For article reprint: Dr. H. McQuay, Oxford Pain Relief Unit, Churchhill Hospital, Oxford OX3 7LJ, England, UK. FAX 44-1865-226-060.

*Numbers calculated from data in article.


Commentary

The management of pain is a major clinical challenge in the 1990s. The most recent reminder of this challenge is a study published in JAMA that shows inadequate pain control in many seriously ill patients hospitalized in several major medical centers (1). A rarely discussed barrier to the effective management of pain is the difficulty of treating neuropathic pain.

McQuay and colleagues have done an extensive review of the medical literature in an effort to show the efficacy of anticonvulsant drugs in the treatment of neuropathic pain. Their search produced only 20 randomized studies that were eligible for analysis, including 17 that dealt with chronic nonmalignant pain.

Although the results of this meta-analysis did show that anticonvulsant drugs are effective in the treatment of neuropathic pain, this finding is tempered by the high rate of nonresponse, 43%, in patients treated with carbemazepine.

Challenges to the analyses were raised by the authors on the lack of standardized data reporting across articles. Investigators in this field must improve the quality of their reporting, for example, by defining a clinically important level of pain relief (i.e., 50%) that would constitute a clear response to the medication under study.
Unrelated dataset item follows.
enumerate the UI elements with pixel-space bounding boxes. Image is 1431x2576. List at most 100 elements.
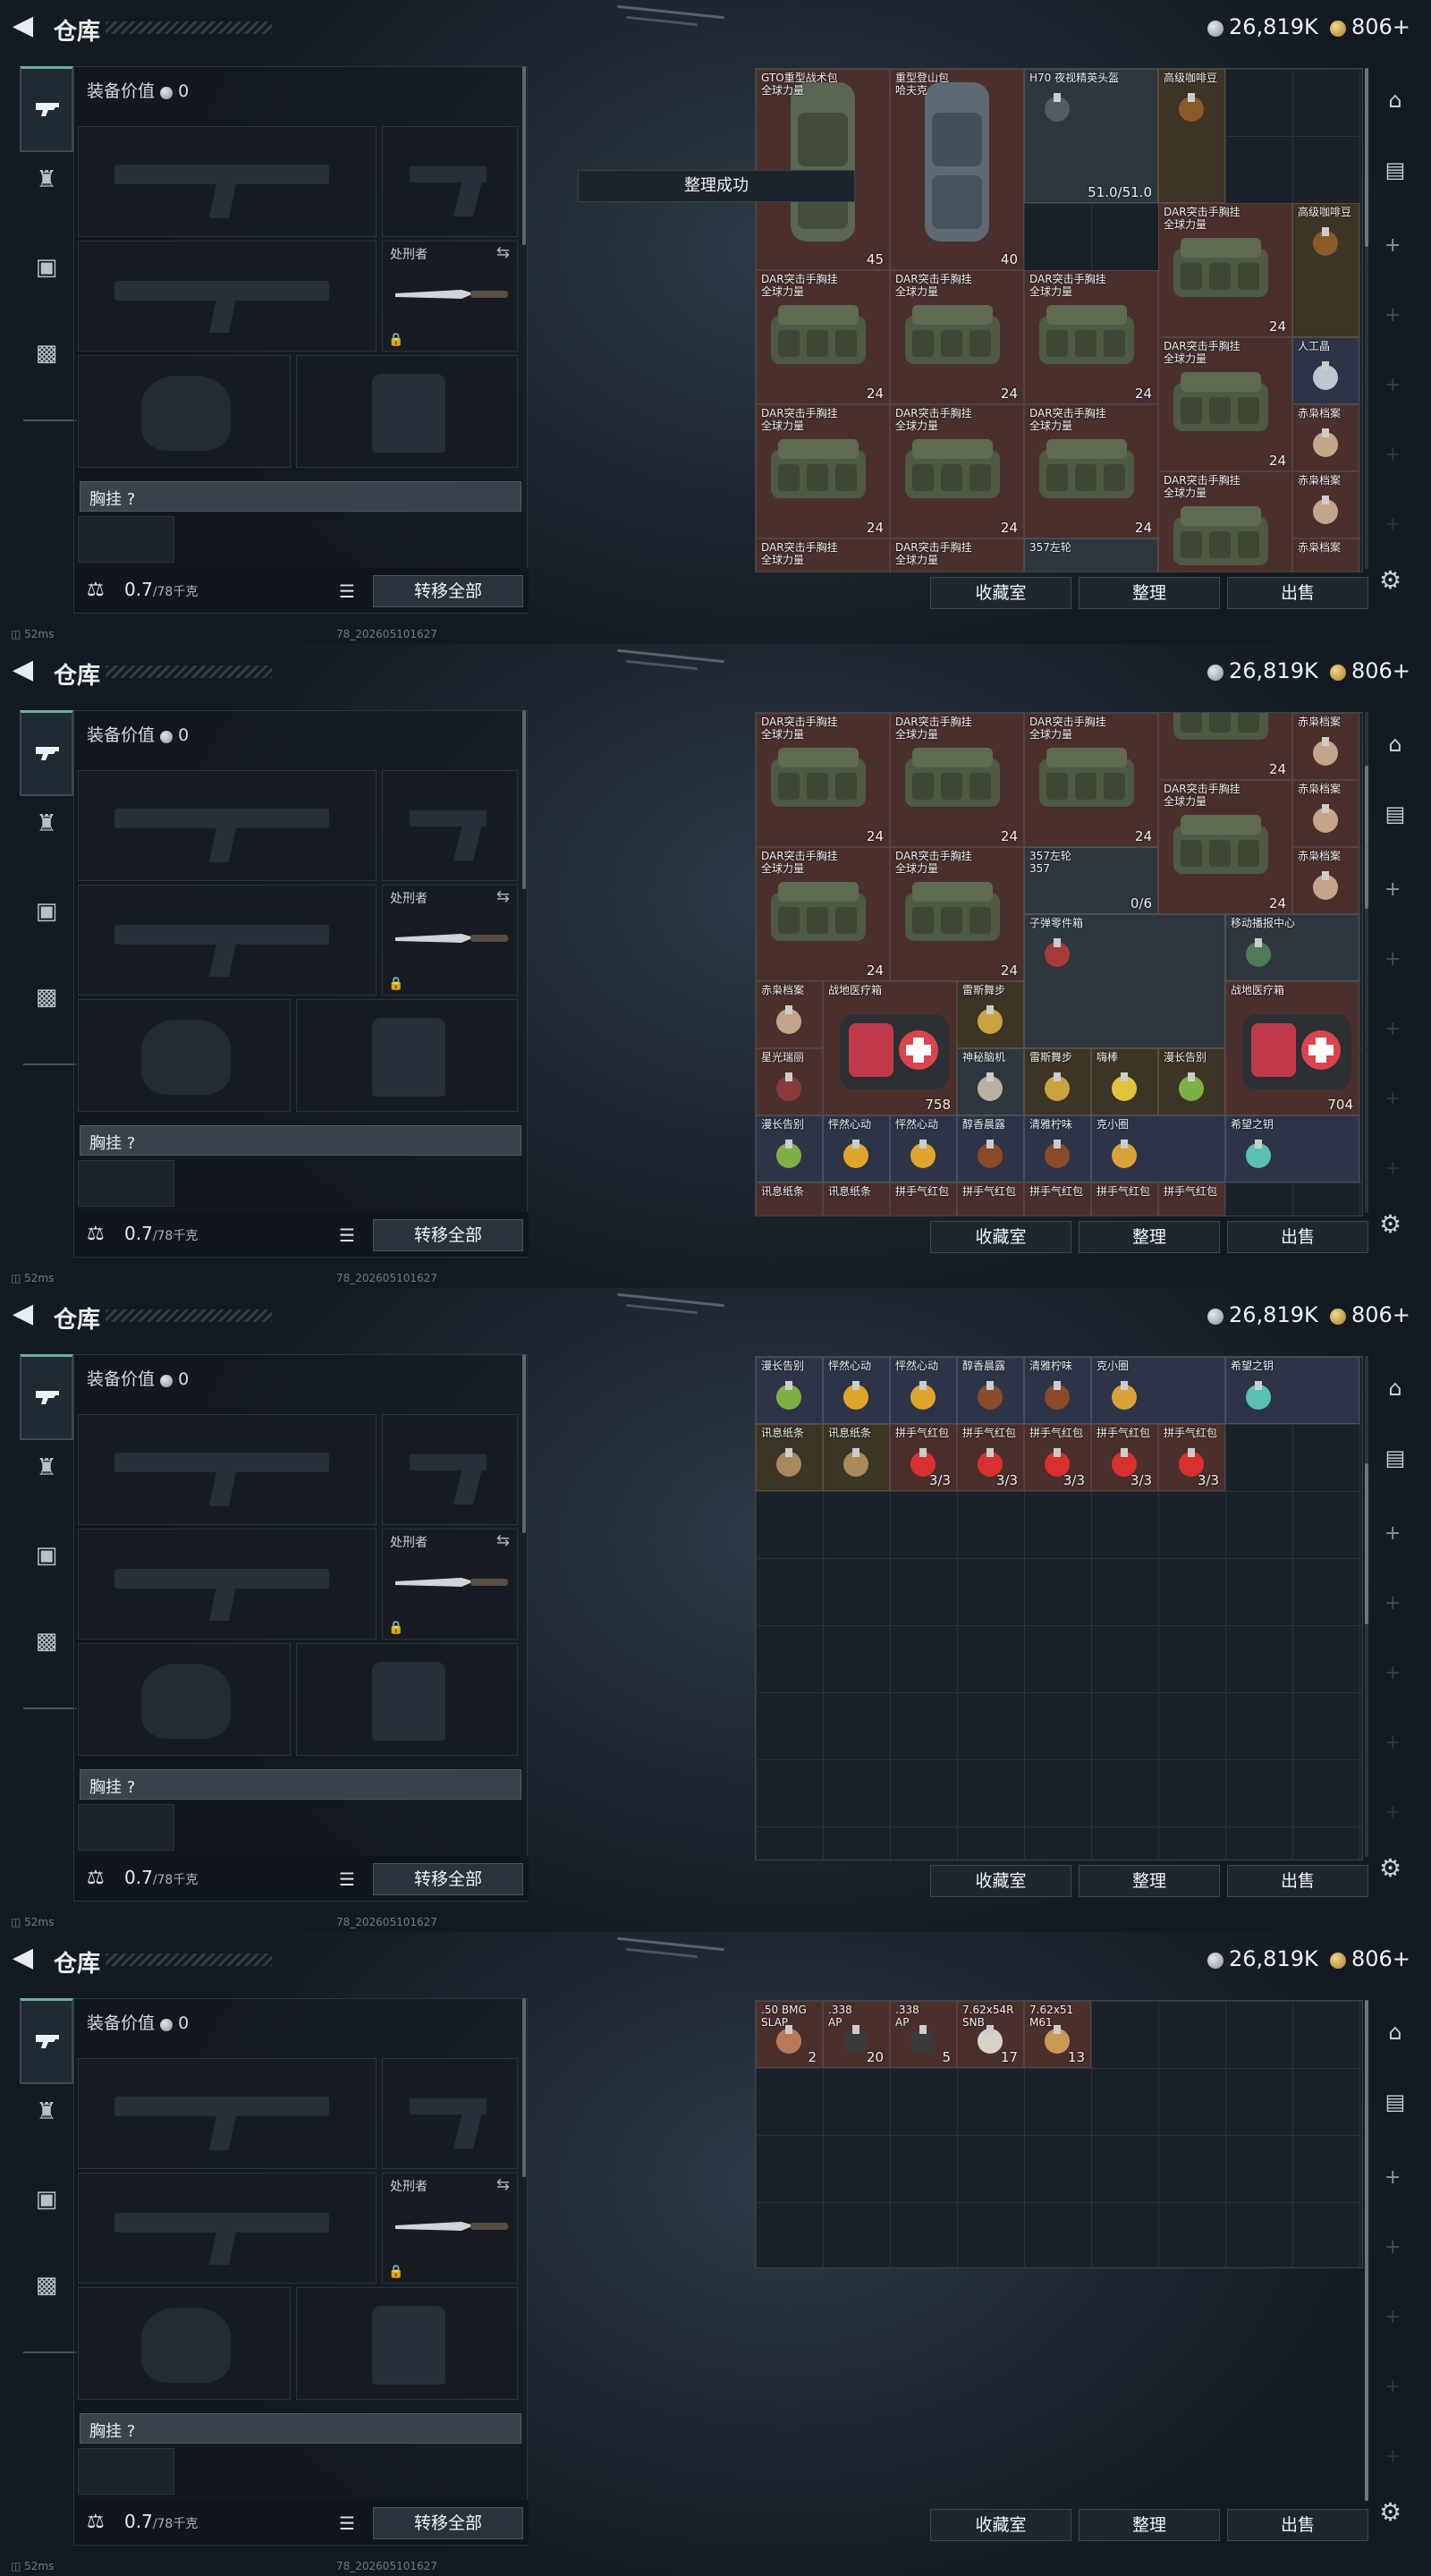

The intent of this meta-analysis was to better define the role of anticonvulsant drugs in the treatment of neuropathic pain, and McQuay and colleagues have accomplished this. More important, they have succeeded in showing that much still needs to be done before clinicians can confidently provide effective management to patients with neuropathic pain.

Barry M. Kinzbrunner, MD
Vitas Health Care CorporationMiami, Florida, USA


Reference

1. SUPPORT Principal Investigators. A controlled trial to improve care for seriously ill hospitalized patients. JAMA. 1995;274: 1591-8.


Updated Commentary

Recently, a new anticonvulsant, gabapentin, has been reported to effectively treat neuropathic pain in a variety of clinical settings. Doses as low as 300 mg/day have been effective for some patients, with the common therapeutic range of the medication being 600 to 1800 mg/day (1). The medication should be started at low doses and increased over several days to reduce the risk for side effects, which include sedation and dysequilibrium. The advantage of gabapentin over carbamazepine and other more commonly used anticonvulsants in this setting is its lower toxicity profile. Gabapentin has been found to be particularly useful in the treatment of AIDS-related neuropathic pain because of its lack of interaction with antiretroviral medications and, unlike carbemazepine, its lack of bone marrow toxicity.

1. Weinreb NJ, Kinzbrunner BM, Clark M. Pain management. Chapter 6 in Kinzbrunner BM, Weinreb MJ, Policzer JS. Twenty Common Problems in End of Life Care. New York, McGraw Hill, 2001;91.